Many people I know would ask me when I would start a family.  I would simply just say that I can't.  Many would leave it alone but others would ask further questions, not knowing my medical history.  Because they didn't know, and truthfully probably didn't want to know, I would say things like, "I can't right now with Tim and I both being in school, it would just be too much to handle."  Again, some would leave it at that, and some wouldn't.  For those that wouldn't leave it alone I would then explain why I can't have children without medical intervention.  Some would get it and some wouldn't.  
So after much discussion with Tim, we decided that it's time that we start the process.  The way we figure it, there are about 5 or so steps to parenthood.

Step One: The Natural Way
Step Two: Clomid
Step Three: Injections
Step Four: IVF
Step Five: Adoption

It will be up to Tim and I and the doctors to determine at which point we will move to the next step in the process.

Saturday, July 2, 2011

What to expect before you're expecting...

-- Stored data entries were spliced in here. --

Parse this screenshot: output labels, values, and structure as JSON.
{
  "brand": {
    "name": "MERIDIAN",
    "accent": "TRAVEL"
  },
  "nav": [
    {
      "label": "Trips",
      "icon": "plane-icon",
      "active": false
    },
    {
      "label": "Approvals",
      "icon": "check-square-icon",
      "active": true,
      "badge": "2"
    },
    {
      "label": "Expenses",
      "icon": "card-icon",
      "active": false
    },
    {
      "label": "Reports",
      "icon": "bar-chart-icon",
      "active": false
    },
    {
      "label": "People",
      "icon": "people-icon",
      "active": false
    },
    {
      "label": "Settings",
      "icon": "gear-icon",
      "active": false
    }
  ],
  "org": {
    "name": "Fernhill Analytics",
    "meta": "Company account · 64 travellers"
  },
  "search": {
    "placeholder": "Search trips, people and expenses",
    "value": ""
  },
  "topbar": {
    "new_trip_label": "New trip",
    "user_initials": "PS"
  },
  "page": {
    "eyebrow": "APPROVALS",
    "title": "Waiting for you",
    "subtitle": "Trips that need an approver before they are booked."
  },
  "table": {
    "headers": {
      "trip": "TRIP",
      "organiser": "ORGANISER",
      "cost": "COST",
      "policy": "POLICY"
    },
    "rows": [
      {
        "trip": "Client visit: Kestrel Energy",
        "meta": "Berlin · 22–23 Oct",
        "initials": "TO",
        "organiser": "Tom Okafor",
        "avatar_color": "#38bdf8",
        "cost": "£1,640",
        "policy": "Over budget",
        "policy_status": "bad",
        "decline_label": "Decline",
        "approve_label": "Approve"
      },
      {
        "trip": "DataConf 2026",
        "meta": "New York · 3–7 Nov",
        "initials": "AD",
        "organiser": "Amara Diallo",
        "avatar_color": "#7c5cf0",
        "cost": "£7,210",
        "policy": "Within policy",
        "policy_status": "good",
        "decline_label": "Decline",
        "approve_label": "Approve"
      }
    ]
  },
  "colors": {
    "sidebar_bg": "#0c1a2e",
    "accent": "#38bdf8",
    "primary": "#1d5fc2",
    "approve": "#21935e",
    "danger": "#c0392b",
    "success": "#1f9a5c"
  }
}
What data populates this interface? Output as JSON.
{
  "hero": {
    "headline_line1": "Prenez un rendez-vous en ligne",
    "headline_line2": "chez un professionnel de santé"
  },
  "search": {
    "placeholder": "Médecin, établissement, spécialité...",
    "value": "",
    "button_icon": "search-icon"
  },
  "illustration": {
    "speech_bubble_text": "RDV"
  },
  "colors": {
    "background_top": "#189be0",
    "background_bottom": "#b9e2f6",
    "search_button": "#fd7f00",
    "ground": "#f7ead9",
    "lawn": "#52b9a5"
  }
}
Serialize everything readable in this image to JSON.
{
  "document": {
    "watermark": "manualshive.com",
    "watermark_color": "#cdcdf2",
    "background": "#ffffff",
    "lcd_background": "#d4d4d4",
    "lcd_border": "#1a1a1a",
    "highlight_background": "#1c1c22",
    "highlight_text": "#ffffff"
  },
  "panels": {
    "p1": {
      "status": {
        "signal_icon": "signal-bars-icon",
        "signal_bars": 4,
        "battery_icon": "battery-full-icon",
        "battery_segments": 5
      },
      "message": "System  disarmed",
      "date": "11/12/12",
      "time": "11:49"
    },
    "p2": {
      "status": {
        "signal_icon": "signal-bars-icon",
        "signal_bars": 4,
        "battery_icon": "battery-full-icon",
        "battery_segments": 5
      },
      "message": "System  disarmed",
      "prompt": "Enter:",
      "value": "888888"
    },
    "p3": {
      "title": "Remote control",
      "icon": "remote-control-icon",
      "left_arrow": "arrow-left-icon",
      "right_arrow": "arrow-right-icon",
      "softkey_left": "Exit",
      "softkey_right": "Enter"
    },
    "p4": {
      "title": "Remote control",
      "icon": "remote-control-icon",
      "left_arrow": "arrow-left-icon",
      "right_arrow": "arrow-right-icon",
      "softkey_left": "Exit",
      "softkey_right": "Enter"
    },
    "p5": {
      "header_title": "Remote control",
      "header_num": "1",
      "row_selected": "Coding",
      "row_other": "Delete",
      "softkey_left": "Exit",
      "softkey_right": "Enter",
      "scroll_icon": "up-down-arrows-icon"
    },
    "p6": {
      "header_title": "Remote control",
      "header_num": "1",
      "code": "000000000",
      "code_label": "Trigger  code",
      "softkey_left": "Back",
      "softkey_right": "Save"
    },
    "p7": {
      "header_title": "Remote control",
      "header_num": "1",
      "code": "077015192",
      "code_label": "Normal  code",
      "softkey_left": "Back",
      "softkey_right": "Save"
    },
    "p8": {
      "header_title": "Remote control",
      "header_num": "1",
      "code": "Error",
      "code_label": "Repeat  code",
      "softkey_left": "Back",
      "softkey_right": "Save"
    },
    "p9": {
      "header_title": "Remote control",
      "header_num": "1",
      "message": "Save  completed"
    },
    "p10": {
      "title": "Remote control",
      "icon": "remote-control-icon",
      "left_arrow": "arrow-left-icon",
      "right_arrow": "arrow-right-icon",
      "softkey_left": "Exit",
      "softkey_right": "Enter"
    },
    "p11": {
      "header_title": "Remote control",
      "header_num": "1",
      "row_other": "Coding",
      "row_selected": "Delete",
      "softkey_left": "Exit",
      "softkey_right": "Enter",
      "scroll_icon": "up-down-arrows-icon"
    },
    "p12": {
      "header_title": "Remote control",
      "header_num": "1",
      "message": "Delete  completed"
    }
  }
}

After suggestions that I've received from my wonderful cousins Clark and Pam, and my husband Tim, I'm writing a blog to record my adventures and misadventures of becoming an expectant mother.  I've come to realized that getting pregnant isn't just as simple as having sex, and infertility is more common than I originally thought.  This journey has so far been very frustrating (but I kinda knew it would be), and I hope that in sharing my frustrations I can help others out there struggling with getting pregnant to know that they aren't alone.  While this is just an introduction, I hope that you continue reading my journey towards motherhood.  Support is the key to success.